If you have gone over your seller's financials and they make sense, you've looked at his bank statements, no $10K checks to bookies, he didn't just buy a new car, his credit report says he is slipping on payments elsewhere, you shouldn't have a problem convincing them that they can't expect money like that from the seller.

I ran into a team lead who should be in credit-collections. Lying, etc. Other than a situation like that, if the financials say this person is broke, they usually understand. I usually get them greatly reduced or they disappear altogether.

On the other hand, the seller cannot be charged with a deficiency, you say, so he should be happy to just let them foreclose since he gets nothing out of it one way or the other. Pointing that out would be good.

Is your sales price badly below BPO? The bank would generally rather foreclose than to a short sale because they've already put out most of the expense to get the person out of the house. If your numbers look like they are $25K better off to foreclose than do a short sale, you might be stuck.
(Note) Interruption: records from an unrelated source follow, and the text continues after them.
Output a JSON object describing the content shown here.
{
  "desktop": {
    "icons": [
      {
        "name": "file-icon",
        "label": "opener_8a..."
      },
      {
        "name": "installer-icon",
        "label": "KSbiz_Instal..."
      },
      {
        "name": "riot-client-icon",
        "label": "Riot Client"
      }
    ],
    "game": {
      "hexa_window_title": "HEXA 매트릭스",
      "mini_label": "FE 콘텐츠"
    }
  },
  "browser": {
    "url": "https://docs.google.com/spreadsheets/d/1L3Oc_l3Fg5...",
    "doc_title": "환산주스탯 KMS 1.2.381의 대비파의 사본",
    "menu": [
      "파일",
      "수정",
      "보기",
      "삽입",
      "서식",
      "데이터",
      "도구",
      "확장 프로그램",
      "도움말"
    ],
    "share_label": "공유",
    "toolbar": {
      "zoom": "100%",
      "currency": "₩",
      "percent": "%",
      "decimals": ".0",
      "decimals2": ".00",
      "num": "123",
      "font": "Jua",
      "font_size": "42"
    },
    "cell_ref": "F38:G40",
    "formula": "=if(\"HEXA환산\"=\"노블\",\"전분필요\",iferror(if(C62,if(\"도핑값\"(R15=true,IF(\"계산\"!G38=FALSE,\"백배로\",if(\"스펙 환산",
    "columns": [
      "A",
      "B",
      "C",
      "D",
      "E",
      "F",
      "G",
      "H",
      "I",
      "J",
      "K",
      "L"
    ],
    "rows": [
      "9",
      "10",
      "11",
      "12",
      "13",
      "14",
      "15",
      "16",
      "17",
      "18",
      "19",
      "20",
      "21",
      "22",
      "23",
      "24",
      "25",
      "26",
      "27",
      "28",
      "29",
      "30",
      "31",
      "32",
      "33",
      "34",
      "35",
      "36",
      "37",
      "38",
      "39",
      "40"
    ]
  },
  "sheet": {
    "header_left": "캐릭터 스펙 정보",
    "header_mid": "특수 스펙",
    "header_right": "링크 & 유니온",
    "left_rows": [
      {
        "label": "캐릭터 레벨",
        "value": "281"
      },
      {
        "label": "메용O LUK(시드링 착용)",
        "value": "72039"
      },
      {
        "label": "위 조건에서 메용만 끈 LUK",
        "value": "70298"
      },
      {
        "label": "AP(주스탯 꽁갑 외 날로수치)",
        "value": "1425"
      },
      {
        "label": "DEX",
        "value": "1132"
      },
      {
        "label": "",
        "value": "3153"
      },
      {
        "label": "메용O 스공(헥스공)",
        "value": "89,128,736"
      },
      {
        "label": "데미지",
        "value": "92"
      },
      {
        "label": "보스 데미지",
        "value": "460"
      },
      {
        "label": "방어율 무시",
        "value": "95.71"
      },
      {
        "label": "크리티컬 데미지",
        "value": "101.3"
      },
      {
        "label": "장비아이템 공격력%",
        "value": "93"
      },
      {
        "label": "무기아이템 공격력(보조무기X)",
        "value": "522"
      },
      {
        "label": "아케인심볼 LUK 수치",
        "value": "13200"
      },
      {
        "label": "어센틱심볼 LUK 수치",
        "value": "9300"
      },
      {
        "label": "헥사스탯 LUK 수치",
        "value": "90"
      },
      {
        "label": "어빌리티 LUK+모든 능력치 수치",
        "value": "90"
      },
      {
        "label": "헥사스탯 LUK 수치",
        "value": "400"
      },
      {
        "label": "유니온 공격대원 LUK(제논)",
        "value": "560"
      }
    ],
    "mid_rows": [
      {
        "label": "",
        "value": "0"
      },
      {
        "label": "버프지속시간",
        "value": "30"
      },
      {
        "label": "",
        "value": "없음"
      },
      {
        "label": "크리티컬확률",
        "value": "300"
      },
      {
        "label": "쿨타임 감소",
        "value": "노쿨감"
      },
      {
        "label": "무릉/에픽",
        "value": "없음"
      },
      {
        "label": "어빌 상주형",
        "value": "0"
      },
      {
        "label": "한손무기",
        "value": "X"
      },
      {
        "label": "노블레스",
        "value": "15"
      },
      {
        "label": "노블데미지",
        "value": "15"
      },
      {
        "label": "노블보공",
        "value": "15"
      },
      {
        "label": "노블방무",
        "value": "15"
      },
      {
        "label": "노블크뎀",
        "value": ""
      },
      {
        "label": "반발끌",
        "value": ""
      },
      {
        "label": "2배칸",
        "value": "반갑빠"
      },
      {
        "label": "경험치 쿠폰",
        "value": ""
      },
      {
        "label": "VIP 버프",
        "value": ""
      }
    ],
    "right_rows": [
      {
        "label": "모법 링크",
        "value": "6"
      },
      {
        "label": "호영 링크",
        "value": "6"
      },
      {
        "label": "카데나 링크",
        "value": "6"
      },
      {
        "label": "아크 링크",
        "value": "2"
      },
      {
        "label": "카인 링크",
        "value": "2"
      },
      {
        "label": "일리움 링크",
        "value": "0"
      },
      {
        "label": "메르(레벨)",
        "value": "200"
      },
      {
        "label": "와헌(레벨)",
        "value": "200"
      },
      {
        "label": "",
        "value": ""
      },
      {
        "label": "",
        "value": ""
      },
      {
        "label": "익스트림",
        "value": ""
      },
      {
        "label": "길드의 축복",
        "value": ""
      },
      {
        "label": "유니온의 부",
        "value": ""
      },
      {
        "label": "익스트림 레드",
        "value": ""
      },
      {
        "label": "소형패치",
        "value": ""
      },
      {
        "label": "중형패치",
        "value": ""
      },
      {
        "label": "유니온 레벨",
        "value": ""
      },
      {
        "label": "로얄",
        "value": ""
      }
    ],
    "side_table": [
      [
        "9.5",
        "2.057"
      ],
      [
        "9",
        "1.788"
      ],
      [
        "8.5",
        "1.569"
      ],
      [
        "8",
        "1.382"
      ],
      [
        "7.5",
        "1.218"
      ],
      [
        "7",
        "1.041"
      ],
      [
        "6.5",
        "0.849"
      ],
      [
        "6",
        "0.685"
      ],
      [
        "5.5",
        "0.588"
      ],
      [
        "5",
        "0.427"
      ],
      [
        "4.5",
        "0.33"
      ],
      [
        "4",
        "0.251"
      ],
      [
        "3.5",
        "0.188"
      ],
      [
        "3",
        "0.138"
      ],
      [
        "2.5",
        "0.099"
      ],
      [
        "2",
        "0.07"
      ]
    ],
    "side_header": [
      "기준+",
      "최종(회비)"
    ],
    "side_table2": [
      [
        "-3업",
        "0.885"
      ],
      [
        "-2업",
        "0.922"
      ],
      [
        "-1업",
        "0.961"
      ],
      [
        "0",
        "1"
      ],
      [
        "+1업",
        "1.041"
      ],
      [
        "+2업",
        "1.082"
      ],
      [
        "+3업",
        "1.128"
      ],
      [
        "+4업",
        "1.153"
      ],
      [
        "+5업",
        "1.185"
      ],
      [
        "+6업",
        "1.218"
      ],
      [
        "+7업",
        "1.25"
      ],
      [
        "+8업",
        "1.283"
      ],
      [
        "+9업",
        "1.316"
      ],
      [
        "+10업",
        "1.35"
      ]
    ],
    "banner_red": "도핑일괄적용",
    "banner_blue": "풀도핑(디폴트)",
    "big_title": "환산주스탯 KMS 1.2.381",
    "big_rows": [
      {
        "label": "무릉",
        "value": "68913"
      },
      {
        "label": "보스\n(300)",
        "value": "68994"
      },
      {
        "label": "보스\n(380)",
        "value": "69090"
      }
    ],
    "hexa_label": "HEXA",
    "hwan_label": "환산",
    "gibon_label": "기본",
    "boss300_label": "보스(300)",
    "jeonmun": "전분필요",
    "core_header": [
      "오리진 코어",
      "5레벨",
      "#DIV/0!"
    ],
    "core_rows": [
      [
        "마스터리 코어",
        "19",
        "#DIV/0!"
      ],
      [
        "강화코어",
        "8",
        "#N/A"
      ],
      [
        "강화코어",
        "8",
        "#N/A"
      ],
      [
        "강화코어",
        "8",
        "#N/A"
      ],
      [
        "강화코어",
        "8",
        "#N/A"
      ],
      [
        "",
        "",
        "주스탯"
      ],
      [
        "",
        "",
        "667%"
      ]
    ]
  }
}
So, the bank/MI/ripoff-negotiator sees cash flow in the financials, why then shouldn't he try to grab that? Your seller owes him a lot and he'd like it back. Now, if you are being honest on this and the seller really cannot afford that note, then straighten out whatever it is that makes the bank think that he has cash - unless it is a negotiator clone following the latest rah-rah-this-is-how-to-get-lots-of-seller-money, he will tell you why he thinks the seller can afford it. You have serious questions to ask. If you get "beats me" for an answer, go ahead, beat him - that doesn't cut it when the bank is choosing to get money out of a rock or hurt this seller's credit and life by demanding the impossible.